Naval Weapons

Indonesia to salvage 57 mm gun from training ship for firing range

05 July 2019

A computer-generated visualisation of one of the facilities that will be built within the naval gunfire range and simulator complex at Paiton, East Java. Source: Indonesian defence industry source

Key Points

  • The Indonesian Navy is salvaging a 57 mm naval gun from a soon-to-be-retired training ship
  • The weapon will be installed at a naval gunfire range under development in East Java

The Indonesian Navy (Tentara Nasional Indonesia - Angkatan Laut: TNI-AL) has submitted plans to retire a Yugoslavian-built training ship, and salvage its 57 mm Bofors naval gun, to the country's defence ministry for approval.

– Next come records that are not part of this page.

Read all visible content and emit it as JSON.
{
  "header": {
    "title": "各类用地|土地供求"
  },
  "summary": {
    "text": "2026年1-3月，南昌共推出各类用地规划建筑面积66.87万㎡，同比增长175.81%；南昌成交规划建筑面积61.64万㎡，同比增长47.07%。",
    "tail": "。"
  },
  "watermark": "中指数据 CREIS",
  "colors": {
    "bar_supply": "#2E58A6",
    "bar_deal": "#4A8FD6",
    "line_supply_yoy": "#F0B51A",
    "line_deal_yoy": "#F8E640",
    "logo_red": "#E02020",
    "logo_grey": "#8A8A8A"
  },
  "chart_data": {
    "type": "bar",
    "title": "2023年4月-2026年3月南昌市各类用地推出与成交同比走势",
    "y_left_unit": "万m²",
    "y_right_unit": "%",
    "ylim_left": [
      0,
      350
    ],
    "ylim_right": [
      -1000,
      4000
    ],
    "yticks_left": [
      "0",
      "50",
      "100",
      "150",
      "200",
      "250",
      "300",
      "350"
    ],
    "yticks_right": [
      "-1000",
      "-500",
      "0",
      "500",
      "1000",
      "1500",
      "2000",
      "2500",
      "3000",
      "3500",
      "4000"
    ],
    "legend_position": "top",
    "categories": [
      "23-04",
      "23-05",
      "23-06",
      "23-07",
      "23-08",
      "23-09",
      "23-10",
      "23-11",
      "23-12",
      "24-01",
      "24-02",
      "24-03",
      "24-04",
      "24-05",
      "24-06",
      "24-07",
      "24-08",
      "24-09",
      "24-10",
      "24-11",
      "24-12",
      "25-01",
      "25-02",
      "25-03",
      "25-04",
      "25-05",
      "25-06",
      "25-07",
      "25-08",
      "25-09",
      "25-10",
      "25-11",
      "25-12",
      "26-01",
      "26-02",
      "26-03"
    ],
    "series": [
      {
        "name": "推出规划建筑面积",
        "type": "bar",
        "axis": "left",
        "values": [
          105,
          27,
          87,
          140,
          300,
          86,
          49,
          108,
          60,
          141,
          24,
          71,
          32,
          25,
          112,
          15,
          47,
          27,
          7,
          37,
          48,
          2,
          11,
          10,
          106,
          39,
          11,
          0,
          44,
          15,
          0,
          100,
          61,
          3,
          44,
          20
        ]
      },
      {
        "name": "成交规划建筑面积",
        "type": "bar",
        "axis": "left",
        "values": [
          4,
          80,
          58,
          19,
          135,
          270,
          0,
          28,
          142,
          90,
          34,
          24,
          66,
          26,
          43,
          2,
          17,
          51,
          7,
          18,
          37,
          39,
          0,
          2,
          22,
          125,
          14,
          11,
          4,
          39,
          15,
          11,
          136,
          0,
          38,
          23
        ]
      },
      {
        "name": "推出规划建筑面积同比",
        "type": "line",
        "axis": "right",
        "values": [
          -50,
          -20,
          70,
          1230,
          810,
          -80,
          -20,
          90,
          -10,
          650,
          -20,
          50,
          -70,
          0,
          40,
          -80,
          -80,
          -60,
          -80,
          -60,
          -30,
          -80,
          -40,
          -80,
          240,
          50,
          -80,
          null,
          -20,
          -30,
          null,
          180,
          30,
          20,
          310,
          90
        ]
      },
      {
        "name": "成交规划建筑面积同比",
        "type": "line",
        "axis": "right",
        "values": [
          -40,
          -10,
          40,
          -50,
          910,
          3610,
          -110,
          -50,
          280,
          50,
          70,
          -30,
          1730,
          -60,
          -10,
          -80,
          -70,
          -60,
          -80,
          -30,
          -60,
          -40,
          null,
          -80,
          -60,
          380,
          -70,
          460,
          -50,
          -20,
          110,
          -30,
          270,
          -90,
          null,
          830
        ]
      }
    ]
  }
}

The service intends to install the naval gun at a land-based naval gunfire range that will be built in Paiton, East Java, two separate sources close to the matter have confirmed with Jane's .

The ship in question is KRI Ki Hajar Dewantara (364), which was commissioned by the service in October 1981. The vessel has been non-operational since 2017. Given that it will be decommissioned without residual value, a formal approval from the defence ministry is required before the retirement processes can commence. This is in line with Indonesian government regulations, a TNI-AL source told Jane's .

Ki Hajar Dewantara has an overall length of 96.7 m, an overall beam of 11.2 m, a hull draught of 4.8 m, and displaces 2,000 tonnes at full load. While in training service, the ship had a crew complement of 190, including 11 officers and 14 instructors, and could accommodate up to 100 cadets for training missions.

Besides a 57 mm naval gun in the primary position, the vessel is also two Rheinmetall 20 mm cannons, two 533 mm torpedo tubes, and two launchers amidships that can deploy the Aerospatiale Exocet MM38 anti-ship missile.

Once decommissioned, Ki Hajar Dewantara will be donated to the City of Surabaya. Jane's has not received confirmation of what the local government intends to do with the vessel, but local media reports suggest that it will be converted into a floating tourist attraction, incorporating a maritime museum and a restaurant.